In my neighbourhood there is a park with three parts to it; there are tennis courts, a playground for kids, and a small area for walking or sitting, complete with park benches, trees and shrubs. It’s a lovely park and I take for granted what a hub of activity it is in the summer. People walk their dogs around and through it, lots of kids enjoy the playground equipment, and the tennis courts are busy day and evening. All of this makes a wonderful public space for the humans of our neighbourhood. It touches all the bases; some structured play areas for kids and adults, and the unstructured area with a circular gravel walk surrounding a large lawn. This would be enough to make this a valued space in our community, but some bright light in the public works department (whose name I wish I knew so I could send him a fruit basket on his birthday) decided that the park needed a flower garden component. So, part of the grassy area is given over to a large flower bed with a few other beds planted in random corners of the park. These beds were planned by a wise gardener who chose his plants with care. The season starts with tulips and daffodils and moves through the perennials. Many are the tried and true echinacea, bee balm, and black-eyed susans, salvia and various shades of rudbeckia; now, in August, the dinner-plate sized Rose of Sharon are blooming in vivid shades of pink. It’s the perfect plant for a park bed, because you can see them from a distance and they really pop. In the fall, the shrubs here and there in the park turn a vivid red, adding to the beauty of that season. The loveliness touches me every day as I walk through it with my dogs, and every year that it continues to exist increases my wonder and pleasure at it.

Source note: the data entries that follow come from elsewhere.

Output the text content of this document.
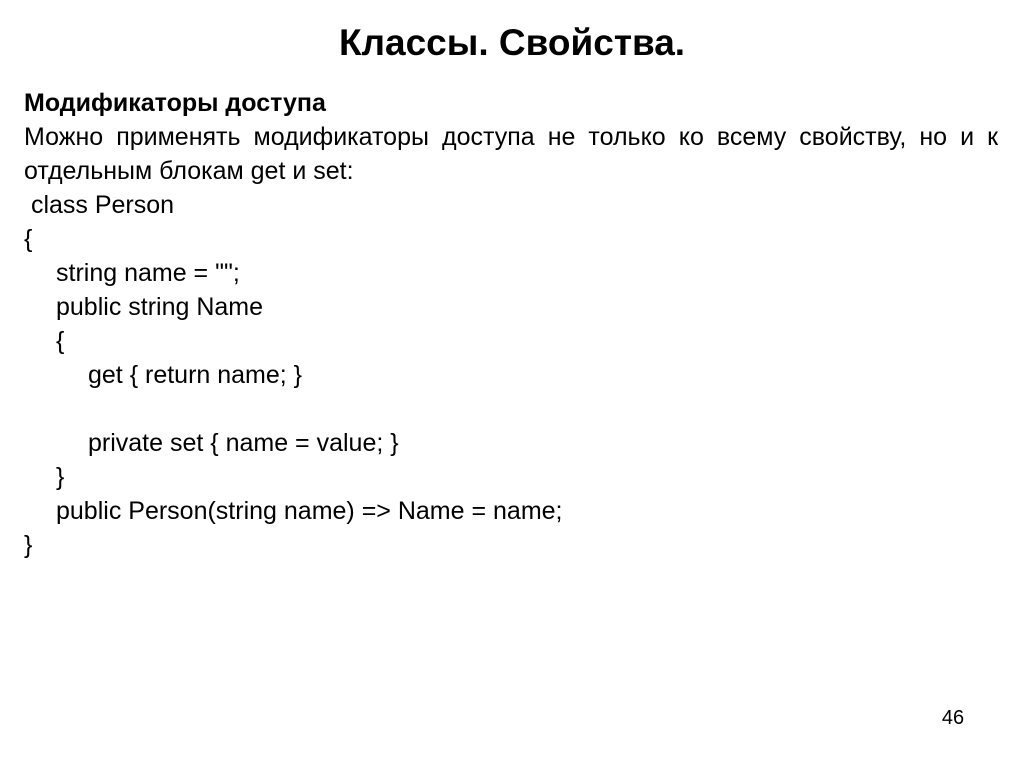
Классы. Свойства.
Модификаторы доступа
Можно применять модификаторы доступа не только ко всему свойству, но и к отдельным блокам get и set:
class Person
{
string name = "";
public string Name
{
get { return name; }
private set { name = value; }
}
public Person(string name) => Name = name;
}
46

Indoor public spaces, with few flowers to draw my notice, rarely capture my imagination. However, I recently whiled away a pleasant half hour at Complexe Desjardins in the heart of downtown.  Although I work right next door and have been through it many times, I’ve never sat down to simply experience the space. Essentially a mall and office building, it has an enormous central atrium, perhaps three stores or more high with a balcony running all around on each upper floor where you can lean over and people-watch. The stores face inwards from all around. They’ve recently restyled the area and set up benches where you can sit and watch the fountain do its thing in the centre. It is a simple, large , square, plate-shaped fountain, but the water dances in it in an intriguing way, every so often sending plumes almost as high as the ceiling. The day I was there, there were families with kids hanging around and every time the plume went up the kids squealed with delight. I sat there enjoying my ice cream cone and marvelling at the simple structure of the building, its enormous concrete pillars holding up the parapets, its vast open space, and the amazing fountain. It was a beauty unlooked for and overlooked. I was glad to have found it.